U.S. State Department spokesman Sean McCormack said, however, that monitors had "identified significant problems that must be corrected" and that Georgians should investigate all allegations of irregularities.

Russia called the election campaign "hardly free or fair."

An opposition rally protesting the election results Sunday drew some 5,000 people, but tensions quieted as Georgians celebrated Orthodox Christmas on Monday.

In the center of Tbilisi, glistening with a fresh dusting of snow, Christmas music rang out from churches and children rode a toy train and ice skated at an amusement park set up in front of parliament.
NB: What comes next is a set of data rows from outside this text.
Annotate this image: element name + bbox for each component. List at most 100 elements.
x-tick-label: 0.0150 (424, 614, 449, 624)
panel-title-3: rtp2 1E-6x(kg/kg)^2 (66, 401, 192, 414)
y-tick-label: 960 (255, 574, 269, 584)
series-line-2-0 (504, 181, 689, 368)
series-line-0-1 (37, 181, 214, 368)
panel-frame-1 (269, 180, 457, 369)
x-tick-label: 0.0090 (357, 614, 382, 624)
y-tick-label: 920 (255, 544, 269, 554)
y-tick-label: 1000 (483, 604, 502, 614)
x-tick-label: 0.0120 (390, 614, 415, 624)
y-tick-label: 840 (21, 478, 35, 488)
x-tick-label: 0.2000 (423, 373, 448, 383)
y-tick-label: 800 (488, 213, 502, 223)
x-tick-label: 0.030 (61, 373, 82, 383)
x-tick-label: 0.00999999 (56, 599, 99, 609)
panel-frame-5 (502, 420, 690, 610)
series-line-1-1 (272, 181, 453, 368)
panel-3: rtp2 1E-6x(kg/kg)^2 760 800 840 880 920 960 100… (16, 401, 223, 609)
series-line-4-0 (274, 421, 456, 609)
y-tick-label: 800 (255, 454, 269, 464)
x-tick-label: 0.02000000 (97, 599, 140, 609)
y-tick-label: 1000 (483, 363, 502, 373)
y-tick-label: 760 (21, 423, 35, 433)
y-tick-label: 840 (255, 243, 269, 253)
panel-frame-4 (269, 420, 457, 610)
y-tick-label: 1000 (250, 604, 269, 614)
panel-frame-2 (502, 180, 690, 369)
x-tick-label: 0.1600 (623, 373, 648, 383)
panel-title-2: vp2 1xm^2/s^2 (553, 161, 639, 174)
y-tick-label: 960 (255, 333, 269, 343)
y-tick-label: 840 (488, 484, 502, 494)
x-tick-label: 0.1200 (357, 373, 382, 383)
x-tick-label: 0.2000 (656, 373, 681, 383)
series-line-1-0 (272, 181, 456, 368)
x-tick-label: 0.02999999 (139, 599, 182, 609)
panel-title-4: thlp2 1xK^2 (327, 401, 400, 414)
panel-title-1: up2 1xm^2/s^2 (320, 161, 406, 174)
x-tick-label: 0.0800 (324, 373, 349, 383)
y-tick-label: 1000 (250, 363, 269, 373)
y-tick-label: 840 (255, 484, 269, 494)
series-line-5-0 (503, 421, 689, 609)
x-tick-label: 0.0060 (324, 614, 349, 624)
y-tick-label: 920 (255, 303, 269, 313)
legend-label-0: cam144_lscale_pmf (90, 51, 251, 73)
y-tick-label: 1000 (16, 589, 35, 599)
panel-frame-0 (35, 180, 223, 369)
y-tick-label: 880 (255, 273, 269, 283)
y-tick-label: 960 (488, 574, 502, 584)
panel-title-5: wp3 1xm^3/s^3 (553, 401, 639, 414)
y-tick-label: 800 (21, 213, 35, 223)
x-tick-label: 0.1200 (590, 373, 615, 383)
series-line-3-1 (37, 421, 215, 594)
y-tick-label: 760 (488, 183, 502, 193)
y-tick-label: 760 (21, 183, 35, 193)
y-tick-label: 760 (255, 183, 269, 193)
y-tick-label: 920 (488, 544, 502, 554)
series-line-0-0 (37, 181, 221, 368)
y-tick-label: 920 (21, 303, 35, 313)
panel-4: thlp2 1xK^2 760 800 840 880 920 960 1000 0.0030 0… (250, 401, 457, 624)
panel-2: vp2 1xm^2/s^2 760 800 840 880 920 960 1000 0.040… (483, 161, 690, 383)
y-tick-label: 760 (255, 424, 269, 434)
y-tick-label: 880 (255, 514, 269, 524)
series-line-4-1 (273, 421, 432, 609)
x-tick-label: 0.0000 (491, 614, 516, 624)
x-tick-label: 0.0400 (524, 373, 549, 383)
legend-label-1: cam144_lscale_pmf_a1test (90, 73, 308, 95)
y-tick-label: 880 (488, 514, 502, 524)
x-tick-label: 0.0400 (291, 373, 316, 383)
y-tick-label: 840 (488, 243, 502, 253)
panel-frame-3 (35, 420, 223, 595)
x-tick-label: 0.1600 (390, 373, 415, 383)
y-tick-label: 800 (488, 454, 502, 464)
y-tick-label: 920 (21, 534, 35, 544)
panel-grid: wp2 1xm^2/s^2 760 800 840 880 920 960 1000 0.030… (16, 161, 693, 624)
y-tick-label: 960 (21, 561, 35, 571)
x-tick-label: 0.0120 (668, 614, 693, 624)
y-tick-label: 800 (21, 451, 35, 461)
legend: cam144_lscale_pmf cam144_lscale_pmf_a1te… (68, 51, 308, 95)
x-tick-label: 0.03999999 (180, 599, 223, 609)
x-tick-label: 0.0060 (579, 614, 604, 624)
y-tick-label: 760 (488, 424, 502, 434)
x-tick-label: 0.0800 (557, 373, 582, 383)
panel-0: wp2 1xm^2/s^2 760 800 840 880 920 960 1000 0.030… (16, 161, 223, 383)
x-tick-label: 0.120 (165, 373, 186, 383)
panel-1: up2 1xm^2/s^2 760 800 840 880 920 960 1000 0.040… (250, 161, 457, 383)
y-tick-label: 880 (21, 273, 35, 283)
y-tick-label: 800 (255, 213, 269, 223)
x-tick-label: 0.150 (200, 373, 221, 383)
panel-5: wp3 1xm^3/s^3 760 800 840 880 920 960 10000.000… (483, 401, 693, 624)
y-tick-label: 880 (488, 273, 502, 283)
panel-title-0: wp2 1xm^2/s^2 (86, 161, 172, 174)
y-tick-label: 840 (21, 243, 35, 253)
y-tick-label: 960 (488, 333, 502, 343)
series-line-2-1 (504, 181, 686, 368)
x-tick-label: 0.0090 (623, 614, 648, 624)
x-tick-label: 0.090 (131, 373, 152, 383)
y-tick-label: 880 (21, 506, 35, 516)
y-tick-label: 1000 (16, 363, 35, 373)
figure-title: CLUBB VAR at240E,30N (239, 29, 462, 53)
Svetlana Malofeyeva, 32, who was watching the ice skaters with her two small children, said she had badly wanted to see Saakashvili win and her friends all knew this. "Everyone called me to congratulate me and we had a celebration at home," she said.

She is unemployed but just completed a three-month jobs program introduced by Saakashvili and has hopes of starting work soon.

n? Exiled Georgian opposition leader Irakly Okruashvili will file a complaint in Germany's top court to protest his detention in a Berlin jail pending a decision on his extradition, Reuters reported Tuesday.

Okruashvili, a former defense minister whose allegations of corruption against Saakashvili sparked anti-government protests last year, was arrested in Germany in November. His lawyer said he had applied for asylum just days before his detention.

A German court announced Tuesday that it would continue to hold him while the authorities sought more information on Georgian government accusations that Okruashvili ordered the purchase of aircraft fuel at excessive prices from a company controlled by a friend while he was defense minister.